- 466 Okunma
- 0 Yorum
- 0 Beğeni
A B C...
A, B, C...
Babam Okuma-Yazma ögreniyor…
O gün okuldan eve kosarken sanki heyecandan kalbim duracakti.Kapinin zilini öyle bir calmisim ki, annem beni gördügünde bir yerimde yara bere varmi diye korkulu gözlerle bakiyordu; kizim ne oldu, Iyimisin?...
Daha cümlesi bitmemisdi; Anne,.. Anne,.. ben ögretmen olacagim..,diye soluk soluga anlatmaya calisiyordum.Annem; tabiki sen okulunu bitir önce, sonra ögretmen de olursun, doctor da olursun, hatta istersen avukat bile ..., lafini bitirememisdi kadincagiz; anne ben simdi ögretmen olacagim , dedim. Saskin bakislarla ; simdi mi ???
Daha ortaokul 3.sinifdaydim, yani 14 yasinda ve ben anneme simdi ögretmen olacagim diye adeta haykiriyordum, annem beni sakinlestirmeye calisirken, ufaktan da atesimi kontrol ediyordu, sayikliyorum diye düsündü herhalde, daha orta okul bitmeden ne ögretmenligi ?..
O gün okulda son dersimizde edebiyat ögretmenimizle birlikte okul müdürümüz de girmisdi sinifa, hepberaber ayaga kalkip „Tünaydin ögretmenim“ dedigimizde biraz da saskindik, acaba ne olmusdu da okul müdürümüz derse gelmisdi ?
Merakimizi anlayan ögretmenimiz bize oturun isareti yapip sözü müdür bey e birakti;
Evet cocuklar bugün size cok güzel haberlerim var, biliyorum merak ediyorsunuz, ve aranizda mutlaka bir kaciniz bana bu konuda yardim edecek eminim.

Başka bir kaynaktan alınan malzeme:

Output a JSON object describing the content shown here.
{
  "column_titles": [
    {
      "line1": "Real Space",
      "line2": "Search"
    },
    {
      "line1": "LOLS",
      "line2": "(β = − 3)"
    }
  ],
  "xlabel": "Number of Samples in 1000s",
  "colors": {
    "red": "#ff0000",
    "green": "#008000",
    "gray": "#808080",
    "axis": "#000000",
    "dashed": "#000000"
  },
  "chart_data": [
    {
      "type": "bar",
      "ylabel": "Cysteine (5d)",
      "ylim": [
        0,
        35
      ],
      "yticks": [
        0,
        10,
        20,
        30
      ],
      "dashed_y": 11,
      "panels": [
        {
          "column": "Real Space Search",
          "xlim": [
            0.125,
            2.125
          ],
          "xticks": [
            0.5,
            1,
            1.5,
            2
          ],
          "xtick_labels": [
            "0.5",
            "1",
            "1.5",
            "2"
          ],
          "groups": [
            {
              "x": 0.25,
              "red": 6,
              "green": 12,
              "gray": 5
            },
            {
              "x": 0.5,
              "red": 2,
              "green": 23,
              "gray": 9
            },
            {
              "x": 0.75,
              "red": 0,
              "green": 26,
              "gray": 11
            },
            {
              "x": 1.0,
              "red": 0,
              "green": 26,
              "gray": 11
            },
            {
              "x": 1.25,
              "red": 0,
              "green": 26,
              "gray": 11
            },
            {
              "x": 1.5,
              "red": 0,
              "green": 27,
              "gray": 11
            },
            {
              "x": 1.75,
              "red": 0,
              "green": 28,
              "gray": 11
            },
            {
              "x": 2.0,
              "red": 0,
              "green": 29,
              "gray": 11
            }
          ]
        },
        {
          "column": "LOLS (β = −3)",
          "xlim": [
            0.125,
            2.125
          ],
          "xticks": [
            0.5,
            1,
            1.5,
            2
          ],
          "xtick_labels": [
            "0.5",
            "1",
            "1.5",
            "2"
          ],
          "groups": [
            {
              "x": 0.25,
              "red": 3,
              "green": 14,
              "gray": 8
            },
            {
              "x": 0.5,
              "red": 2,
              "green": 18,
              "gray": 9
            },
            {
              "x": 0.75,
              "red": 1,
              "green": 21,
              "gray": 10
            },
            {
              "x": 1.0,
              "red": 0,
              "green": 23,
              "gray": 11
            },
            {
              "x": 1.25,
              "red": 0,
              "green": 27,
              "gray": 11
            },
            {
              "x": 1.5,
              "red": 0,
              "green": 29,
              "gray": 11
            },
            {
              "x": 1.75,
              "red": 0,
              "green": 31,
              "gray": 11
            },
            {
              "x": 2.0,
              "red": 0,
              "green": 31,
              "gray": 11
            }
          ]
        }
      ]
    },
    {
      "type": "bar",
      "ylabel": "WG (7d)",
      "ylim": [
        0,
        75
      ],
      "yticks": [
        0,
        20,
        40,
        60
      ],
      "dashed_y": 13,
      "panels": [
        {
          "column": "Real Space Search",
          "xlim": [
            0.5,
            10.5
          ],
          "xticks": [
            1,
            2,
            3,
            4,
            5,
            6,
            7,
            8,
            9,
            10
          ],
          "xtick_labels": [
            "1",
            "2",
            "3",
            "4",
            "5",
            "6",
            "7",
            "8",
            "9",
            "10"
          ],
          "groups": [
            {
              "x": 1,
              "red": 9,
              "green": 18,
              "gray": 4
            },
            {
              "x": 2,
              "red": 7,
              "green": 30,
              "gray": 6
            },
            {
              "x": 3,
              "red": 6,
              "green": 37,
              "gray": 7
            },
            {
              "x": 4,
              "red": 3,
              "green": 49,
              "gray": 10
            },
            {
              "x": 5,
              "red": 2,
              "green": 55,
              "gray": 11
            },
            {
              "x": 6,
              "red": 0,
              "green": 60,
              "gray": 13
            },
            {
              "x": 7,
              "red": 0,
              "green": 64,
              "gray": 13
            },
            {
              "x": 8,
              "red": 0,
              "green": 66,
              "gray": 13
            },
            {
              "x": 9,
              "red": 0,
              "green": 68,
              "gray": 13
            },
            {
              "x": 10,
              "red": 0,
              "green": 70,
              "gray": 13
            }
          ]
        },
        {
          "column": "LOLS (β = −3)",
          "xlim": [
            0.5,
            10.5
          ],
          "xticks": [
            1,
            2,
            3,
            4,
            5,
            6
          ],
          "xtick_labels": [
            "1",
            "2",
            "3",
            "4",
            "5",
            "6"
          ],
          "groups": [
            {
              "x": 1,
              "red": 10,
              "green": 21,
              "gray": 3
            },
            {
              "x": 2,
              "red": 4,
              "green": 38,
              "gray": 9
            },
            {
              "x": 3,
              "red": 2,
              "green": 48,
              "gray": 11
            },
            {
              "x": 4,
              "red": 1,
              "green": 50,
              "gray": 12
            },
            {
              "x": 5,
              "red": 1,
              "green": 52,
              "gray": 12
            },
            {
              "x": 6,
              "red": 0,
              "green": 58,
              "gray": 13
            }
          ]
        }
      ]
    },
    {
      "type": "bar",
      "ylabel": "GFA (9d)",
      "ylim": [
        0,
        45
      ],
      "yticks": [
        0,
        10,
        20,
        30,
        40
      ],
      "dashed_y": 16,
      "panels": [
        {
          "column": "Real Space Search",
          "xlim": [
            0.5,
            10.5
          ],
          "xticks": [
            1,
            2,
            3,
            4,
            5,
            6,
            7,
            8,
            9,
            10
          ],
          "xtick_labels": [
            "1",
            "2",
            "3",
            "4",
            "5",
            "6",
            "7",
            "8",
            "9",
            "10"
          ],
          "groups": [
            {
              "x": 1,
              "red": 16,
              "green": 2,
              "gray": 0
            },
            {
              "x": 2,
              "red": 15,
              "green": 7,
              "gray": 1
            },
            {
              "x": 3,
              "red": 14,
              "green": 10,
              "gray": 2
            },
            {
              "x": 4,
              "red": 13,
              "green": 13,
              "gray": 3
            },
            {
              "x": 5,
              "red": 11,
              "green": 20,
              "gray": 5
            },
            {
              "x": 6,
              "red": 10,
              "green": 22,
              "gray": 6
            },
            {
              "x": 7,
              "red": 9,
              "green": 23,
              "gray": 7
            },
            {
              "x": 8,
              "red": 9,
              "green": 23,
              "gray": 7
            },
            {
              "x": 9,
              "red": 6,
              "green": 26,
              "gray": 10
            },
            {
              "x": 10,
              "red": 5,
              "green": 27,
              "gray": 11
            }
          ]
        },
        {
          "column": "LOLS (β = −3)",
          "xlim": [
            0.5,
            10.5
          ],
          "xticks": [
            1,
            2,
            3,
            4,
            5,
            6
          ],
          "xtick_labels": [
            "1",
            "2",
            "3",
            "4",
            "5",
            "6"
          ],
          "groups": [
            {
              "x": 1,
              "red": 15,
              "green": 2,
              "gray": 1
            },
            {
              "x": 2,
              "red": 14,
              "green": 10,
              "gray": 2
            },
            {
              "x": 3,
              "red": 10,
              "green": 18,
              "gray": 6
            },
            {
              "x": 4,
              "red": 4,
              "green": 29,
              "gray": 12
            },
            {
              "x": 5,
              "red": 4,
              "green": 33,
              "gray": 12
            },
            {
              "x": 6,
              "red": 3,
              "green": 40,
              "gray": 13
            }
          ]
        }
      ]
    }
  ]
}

Gecen hafta katildigim bir toplanti da Türkiye genelinde okuma-yazma bilmeyen kisileri ve onlara nasil yardim edebilecegimizi tartisdik, nihayetinde bir proje kapsaminda cevremizde okuma-yazma bilmeyen kisilere okuma -yazma ögreterek yardimci olmaya karar verdik, tabi bu kadar insana yeterli ögretmen olmadigi icin sizlerinde bize yardimci olmasini istiyoruz. Ben okulumuzun bu projeye katilmasini cok istiyorum, sizin göreviniz ilk önce ailenizde veya cevrenizde okuryazar olmayan kisileri tespit edip, onlarla konusmak ve eger isterlerse onlari bu proje ye dahil etmek. Sonrasinda size verecegim plan cercevesinde onlara bos vakitlerinizde ders vermeniz, yani bir nevi ögretmenlik yapmaniz,bu dersler bir ders yili boyunca sürecek ve sonunda o kisilerde sizin diploma töreninizde tabiki basarabilirler ve sinavlari verebilirlerse diplomalarini sizin elinizden alacaklar. Bu görev süreci icinde verilen ödevleri biz görevli arkadaslarla degerlendirecegiz, eger basarili birer ögretici olursaniz sizlerin adiniz o diploma da ögretmen olarak yazilacak, kisacasi bir dönem ögretmenlik yapacaksiniz.Anlasildimi ? Sorusu olan varmi?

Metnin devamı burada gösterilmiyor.